How do we enhance the robustness of current AI systems?

  1. In traditional software systems, which are mostly rule-based, we have validation processes where test cases are designed to test normal and exceptional scenarios. Since AI systems are probabilistic in nature, it is advisable to create multiple scenarios and context-based testing to detect chinks in the armor.
  2. Monitoring, data collection, ongoing training, and validation are required to bring more predictable and interpretable models.
  3. As more and more AI solutions and products hit the market, organizations need to have a well-defined AI product evaluation process and integration into the mainstream. More field tests are required to assess contextual adaptation. For instance, when buying off-the-shelf bots, it is good to know what kind of data has been used for training and what new data is required to address known biases and error in judgment. It is like performing psychometric tests on humans to assess suitability while recruiting.

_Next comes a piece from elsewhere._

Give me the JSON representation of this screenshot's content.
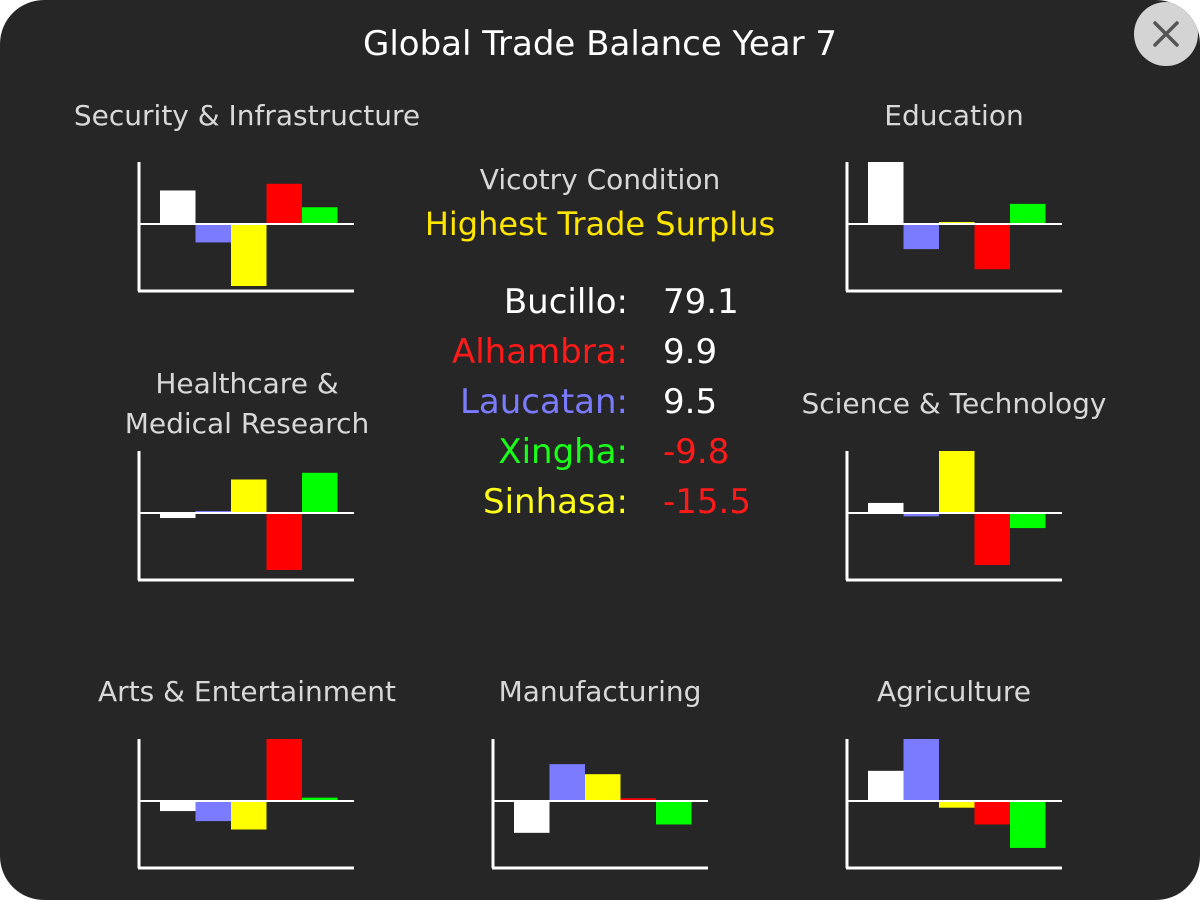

We are hiring a bot to augment or replace a human task.
  4. When gathering real data from the field is a challenge, it is recommended to explore synthetic data generated with inputs from domain experts. Though it may not cover all real-world scenarios, it provides good coverage.


The future of AI is quite promising. It is still a new kid on the block, whom we need to feed, nurture, groom, care, motivate, and evolve. The debate on explainability and interpretability will be noisier in the coming days. It’s preferable to take a mid-path among the two schools of thought – black box vs. full explainability. Imperfection and uncertainty are the beauty of the universe and mankind can work around that. Like humans, AI will soon mature to perceive, learn, abstract, and reason. AI is here to stay and the future of AI will keep evolving.